Bar des sciences  « Mères porteuses, progrès ou dérive de la science? » au bar L'barouf, le 23 mai

Bar des sciences « Mères porteuses, progrès ou dérive de la science? » au bar L'barouf, le 23 mai

Photo : Radio-Canada

Radio-Canada

Le phénomène des mères porteuses, qui prend de l'ampleur dans nos sociétés, est vu par certains comme un progrès social et médical permettant à des couples infertiles ou de même sexe de devenir parents; pour d'autres, c'est une dérive qui instrumentalise des femmes et conduit à une marchandisation des enfants. Des experts en ont discuté lors du dernier Bar des sciences.

Un texte de Mathieu Gobeil

Au Canada, on peut recourir à une mère porteuse, mais il est illégal de la rémunérer. Les sanctions peuvent aller jusqu’à 10 ans d’emprisonnement. Néanmoins, une compensation pour les frais engagés pendant la grossesse est permise.

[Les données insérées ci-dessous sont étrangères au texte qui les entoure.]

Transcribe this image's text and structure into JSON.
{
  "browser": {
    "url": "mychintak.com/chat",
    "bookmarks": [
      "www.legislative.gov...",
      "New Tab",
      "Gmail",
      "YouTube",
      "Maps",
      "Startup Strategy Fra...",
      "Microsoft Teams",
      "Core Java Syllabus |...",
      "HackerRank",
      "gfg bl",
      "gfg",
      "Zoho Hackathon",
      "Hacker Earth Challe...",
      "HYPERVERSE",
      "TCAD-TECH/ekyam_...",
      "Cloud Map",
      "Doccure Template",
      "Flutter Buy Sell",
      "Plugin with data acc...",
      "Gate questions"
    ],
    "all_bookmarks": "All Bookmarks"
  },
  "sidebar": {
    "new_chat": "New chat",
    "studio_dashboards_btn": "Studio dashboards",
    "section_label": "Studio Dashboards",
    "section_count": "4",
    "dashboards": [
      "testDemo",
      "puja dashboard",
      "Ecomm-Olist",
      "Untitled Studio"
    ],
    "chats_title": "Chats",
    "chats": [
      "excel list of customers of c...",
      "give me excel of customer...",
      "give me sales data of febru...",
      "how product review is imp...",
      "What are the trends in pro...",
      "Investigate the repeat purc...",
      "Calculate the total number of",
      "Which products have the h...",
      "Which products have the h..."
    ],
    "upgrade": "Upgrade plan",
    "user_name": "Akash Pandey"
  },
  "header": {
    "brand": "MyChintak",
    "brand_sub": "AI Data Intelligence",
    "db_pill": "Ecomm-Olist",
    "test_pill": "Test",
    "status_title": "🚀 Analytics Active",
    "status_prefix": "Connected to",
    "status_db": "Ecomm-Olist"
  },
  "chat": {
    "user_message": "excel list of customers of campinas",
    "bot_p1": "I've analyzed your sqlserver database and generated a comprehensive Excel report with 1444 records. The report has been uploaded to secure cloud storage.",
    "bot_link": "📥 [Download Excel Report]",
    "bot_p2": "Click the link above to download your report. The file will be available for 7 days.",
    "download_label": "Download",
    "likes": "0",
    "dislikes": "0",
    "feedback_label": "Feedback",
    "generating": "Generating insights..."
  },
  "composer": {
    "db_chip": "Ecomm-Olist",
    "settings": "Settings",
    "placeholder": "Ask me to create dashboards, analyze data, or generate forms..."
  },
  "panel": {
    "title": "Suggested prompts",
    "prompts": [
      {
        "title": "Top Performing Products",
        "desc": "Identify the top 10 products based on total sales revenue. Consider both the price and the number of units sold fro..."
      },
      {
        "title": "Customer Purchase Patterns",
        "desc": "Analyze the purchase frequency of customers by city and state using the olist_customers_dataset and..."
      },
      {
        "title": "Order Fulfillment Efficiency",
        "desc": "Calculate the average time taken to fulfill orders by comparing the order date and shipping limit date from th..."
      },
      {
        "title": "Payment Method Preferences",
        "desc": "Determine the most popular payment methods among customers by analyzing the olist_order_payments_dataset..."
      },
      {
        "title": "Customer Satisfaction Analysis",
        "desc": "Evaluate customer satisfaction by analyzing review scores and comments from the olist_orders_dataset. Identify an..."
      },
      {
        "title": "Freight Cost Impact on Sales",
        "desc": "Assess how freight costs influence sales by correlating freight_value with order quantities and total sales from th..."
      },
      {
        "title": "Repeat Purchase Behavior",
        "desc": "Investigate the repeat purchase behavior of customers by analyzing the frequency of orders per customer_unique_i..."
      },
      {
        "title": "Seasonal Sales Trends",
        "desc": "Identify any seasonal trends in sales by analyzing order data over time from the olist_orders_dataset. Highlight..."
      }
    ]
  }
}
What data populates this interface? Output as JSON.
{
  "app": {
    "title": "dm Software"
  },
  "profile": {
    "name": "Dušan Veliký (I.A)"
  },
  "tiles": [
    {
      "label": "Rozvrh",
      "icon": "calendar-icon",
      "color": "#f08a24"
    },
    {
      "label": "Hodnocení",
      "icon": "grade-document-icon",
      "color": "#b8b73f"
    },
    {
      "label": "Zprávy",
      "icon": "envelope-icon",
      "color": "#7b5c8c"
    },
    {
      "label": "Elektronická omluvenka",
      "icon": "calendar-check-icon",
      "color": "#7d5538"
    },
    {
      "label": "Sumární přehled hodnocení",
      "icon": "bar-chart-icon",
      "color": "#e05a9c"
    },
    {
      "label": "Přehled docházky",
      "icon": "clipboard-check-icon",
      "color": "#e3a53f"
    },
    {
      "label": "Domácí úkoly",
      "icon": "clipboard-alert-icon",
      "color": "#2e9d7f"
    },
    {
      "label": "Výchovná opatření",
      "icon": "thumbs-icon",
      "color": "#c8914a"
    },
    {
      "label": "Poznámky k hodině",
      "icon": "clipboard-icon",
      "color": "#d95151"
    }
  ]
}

Bien que des centaines de couples canadiens ont recours chaque année à cette pratique – aussi appelée gestation pour autrui ou maternité de substitution – la question de sa légitimité fait toujours débat.

Pour Maria De Koninck, sociologue à la faculté de médecine de l’Université Laval, il s’agit d’une pratique illégitime, compte tenu des avancées réalisées ces dernières années en matière de droits de la personne.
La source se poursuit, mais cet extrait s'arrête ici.